If anyone is interested in participating in this proposal, but do not have the time to spare, contact me by my Magic Online handle of CPAlliance The Orgg*.

The intent of the Magic MOL Mentorships are outlined above, and here will be simplified.

1. Experienced Magic players are to help those in the Training Room that wish to get better.

2. Excess (>4) Cards, usually commons, are to be distributed depending on the sucess and proficiency of playing of the new player.

3. Links to the better Magic Strategy sites should be furnished and recommended to the new players, with advice on what to read.

4. Playtips should be given at every opportunity if the beginner is willing and does not seem to resent them.

5. Matches of 2/3 rounds should be used to minimize 'bad luck' and maximize playskill.

6. Mentors MUST announce their game is a 'mentor game' and include a description of intent of the match in the chatbox at the bottom of the Training Room screen, but not mention giving away cards until the player joins the game itself-- but make sure they understand the deal completly before starting the game. According to Adept_Gamma, paraphrased: "The code of conduct says that there will be no ads in the game rooms for trading or ante, and what you're doing qualifies as at least one of the above." While I would site dictionary.com's entry for "trade" and Rule 217.9 in arguing such statements, simply avoiding mentioning giving away cards in the Training Room chatbox and you are safe.

7. Have Fun, and be encouraging!

-Jensen Bohren, a.k.a. The Orgg
Proud Member of the Casual Players' Alliance
Creator of Mr. T vs Magic: The Gathering and Mr. T vs Jonny Bravo, Audio Style
"CPAlliance The Orgg" on Magic On-Line

Also, thanks to all of those who have already began helping with this project. On behalf of the beginners, Thank You.

For those of you who ARE beginners, allow me to present a Card-by-Card rating (with minimal explination) of the 8th Edition Core Game as a preview for my next beginner-centric article. Please e-mail me your attempts to build effective decks out of the 8th edition Core Game for critique if you wish. Hopefully these ratings will help you decide what cards to use and what cards not to use.

Forest, Mountain, Island, Plains
Five out of Five. Basic Lands are keys of the game. At least fourty percent of your deck will be these, usually.

Artifacts

Rod of Ruin
Three out of Five.

Patagia Golem
Three out of Five.

White

Eager Cadet
One out of Five.

Glory Seeker
Three out of Five.

Holy Day
Two out of Five

Honor Guard
Three out of Five

Sacred Nectar
Zero out of Five. Lifegain is a very weak mechanic. The card Healing Salve is considered to be a weak card as well, but it is MUCH better than this junk, as it can be played as an Instant and can save one of your creatures.

Sanctimony
Two out of Five.

Vengeance
Four out of Five.

Blue

Fugitive Wizard
One out of Five.

Giant Octopus
Three out of Five.

Index
One out of Five.

Sea Eagle
Two out of Five.

Vizzendrix
Point Five (0.5) out of Five.

Green

Blanchwood Armor
Anywhere from Two out of Five to Four out of Five.
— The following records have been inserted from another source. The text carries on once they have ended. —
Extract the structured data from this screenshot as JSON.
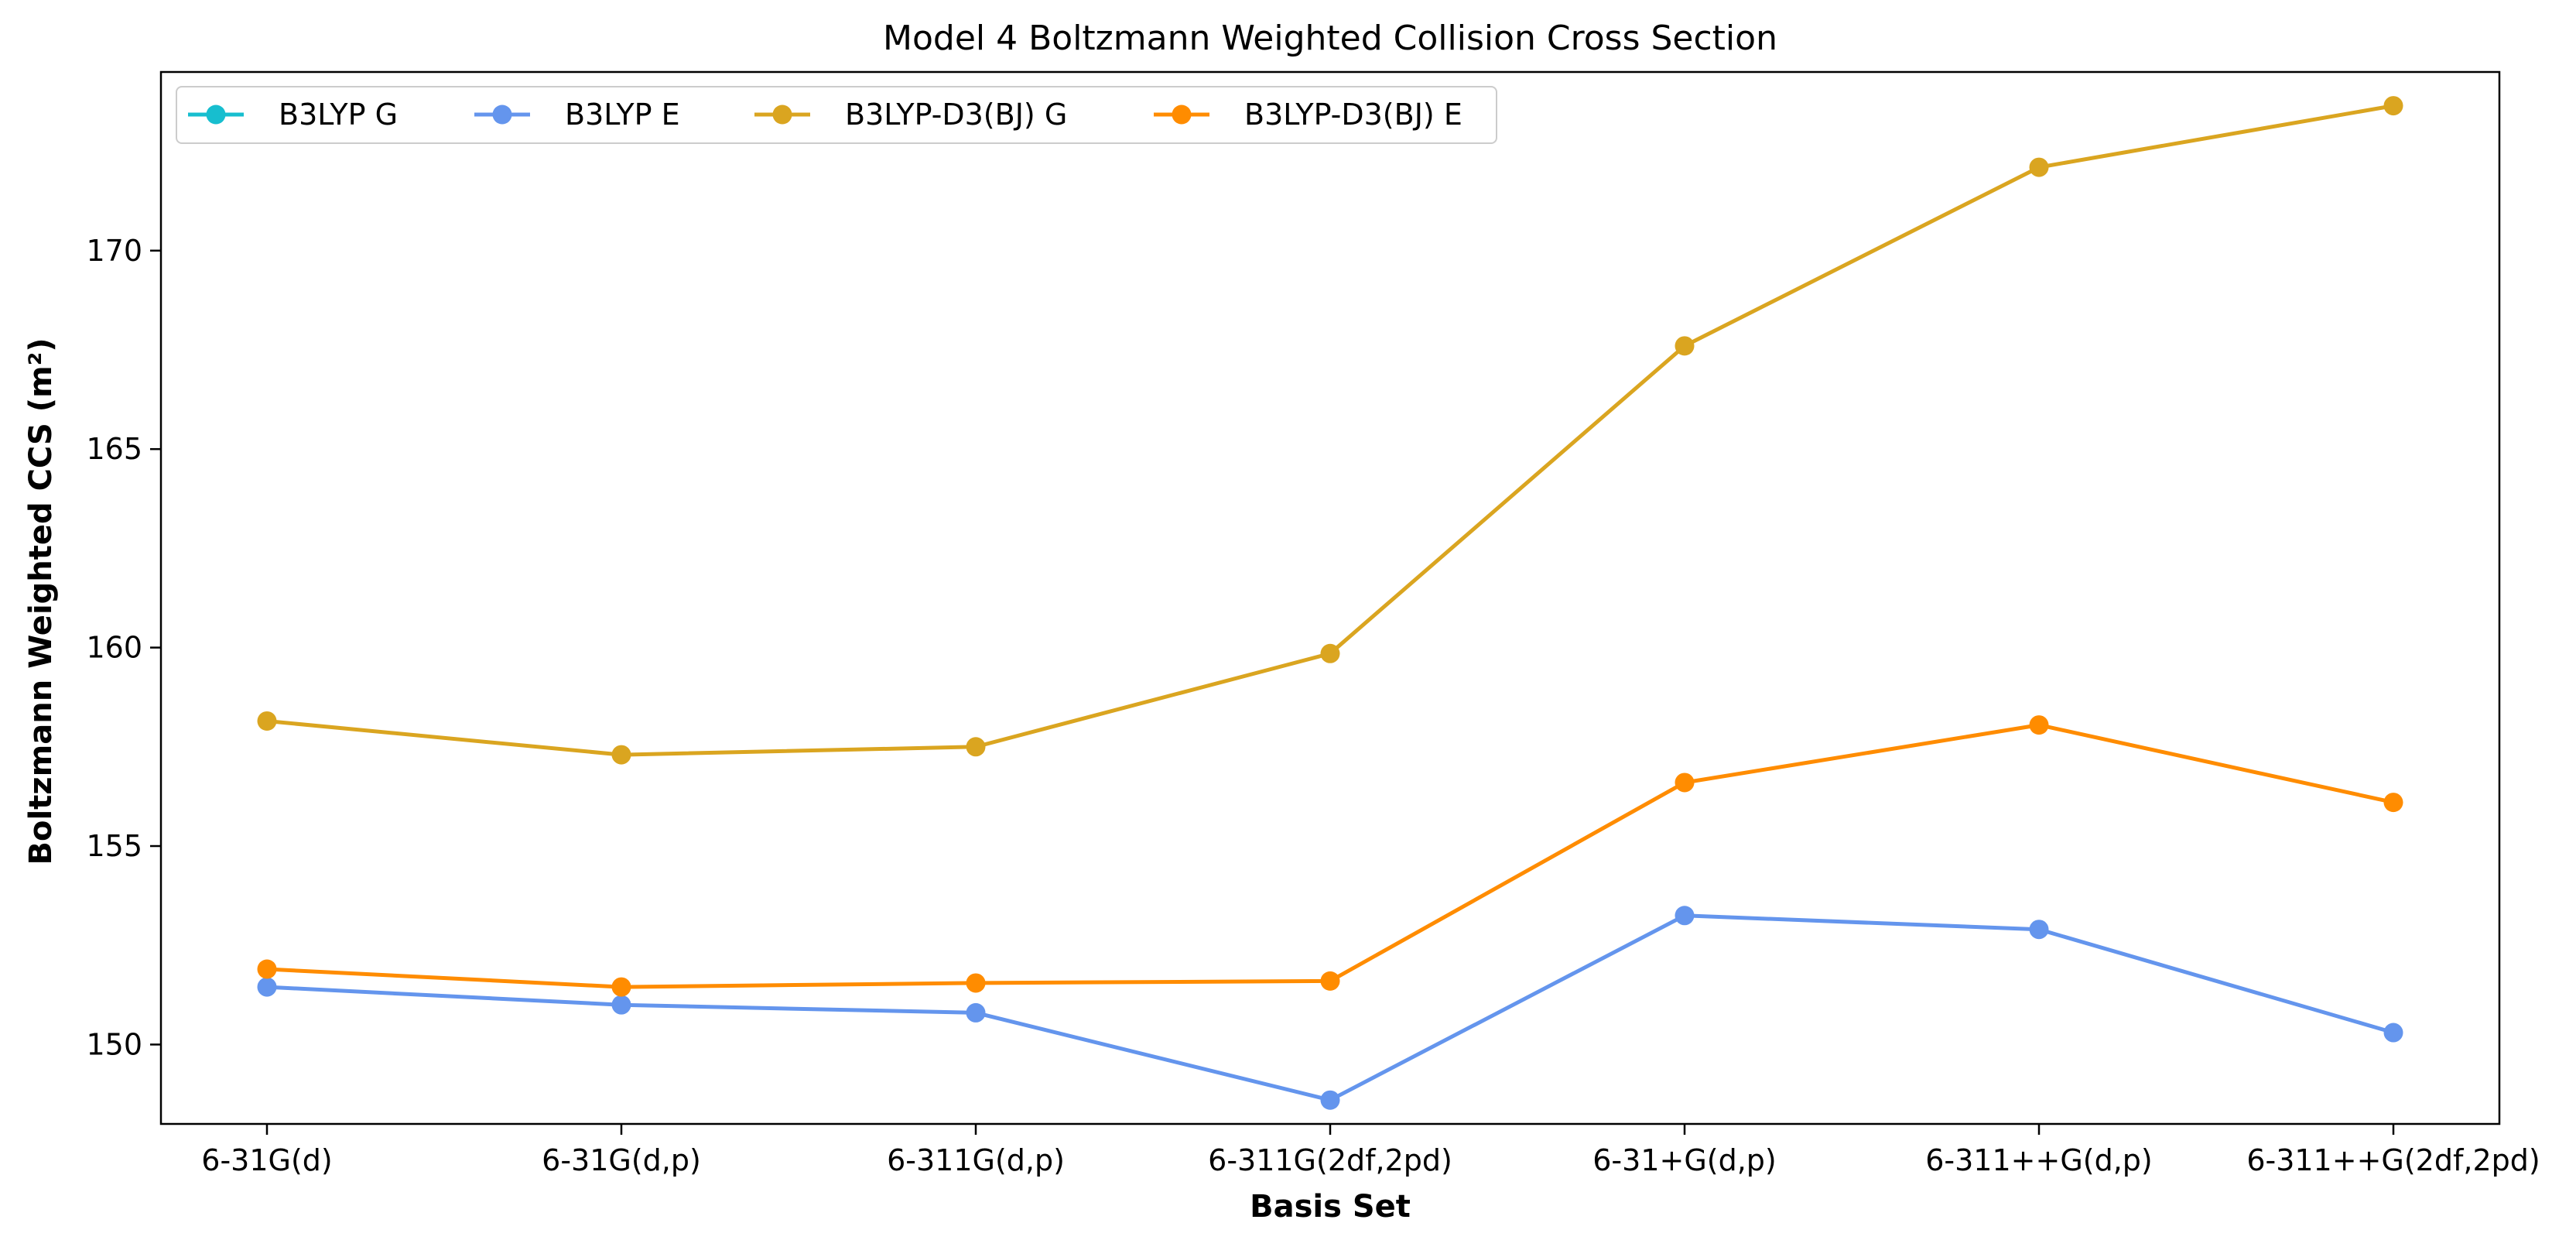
{
  "chart_data": {
    "type": "line",
    "title": "Model 4 Boltzmann Weighted Collision Cross Section",
    "xlabel": "Basis Set",
    "ylabel": "Boltzmann Weighted CCS (m²)",
    "categories": [
      "6-31G(d)",
      "6-31G(d,p)",
      "6-311G(d,p)",
      "6-311G(2df,2pd)",
      "6-31+G(d,p)",
      "6-311++G(d,p)",
      "6-311++G(2df,2pd)"
    ],
    "ylim": [
      148.0,
      174.5
    ],
    "yticks": [
      150,
      155,
      160,
      165,
      170
    ],
    "grid": false,
    "legend_position": "top-left",
    "series": [
      {
        "name": "B3LYP G",
        "color": "#17becf",
        "values": [
          null,
          null,
          null,
          null,
          null,
          null,
          null
        ]
      },
      {
        "name": "B3LYP E",
        "color": "#6495ed",
        "values": [
          151.45,
          151.0,
          150.8,
          148.6,
          153.25,
          152.9,
          150.3
        ]
      },
      {
        "name": "B3LYP-D3(BJ) G",
        "color": "#daa520",
        "values": [
          158.15,
          157.3,
          157.5,
          159.85,
          167.6,
          172.1,
          173.65
        ]
      },
      {
        "name": "B3LYP-D3(BJ) E",
        "color": "#ff8c00",
        "values": [
          151.9,
          151.45,
          151.55,
          151.6,
          156.6,
          158.05,
          156.1
        ]
      }
    ]
  }
}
This card is heavily dependent on how many forests are in your deck.

Elvish Champion
Two out of Five in the 8th Edition Core Game.
Five out of Five in a deck built around Elves.

Enormous Blaloth
Two out of Five.

Grizzly Bears
Three out of Five.

Naturalize
Three out of Five.

Norwood Ranger
Three out of Five.

Rampant Growth
Three out of Five.

Silverback Ape
Four out of Five.

Spined Wurm
Three out of Five.

Red

Goblin Glider
Two out of Five.

Goblin Raider
Three out of Five.

Hill Giant
Three out of Five.

Lava Axe
Two out of Five.

Ogre Taskmaster
Three out of Five.

Stone Rain
Two out of Five.

Volcanic Hammer
Four out of Five.


*Origin of the odd name will be furnished upon request on MOL.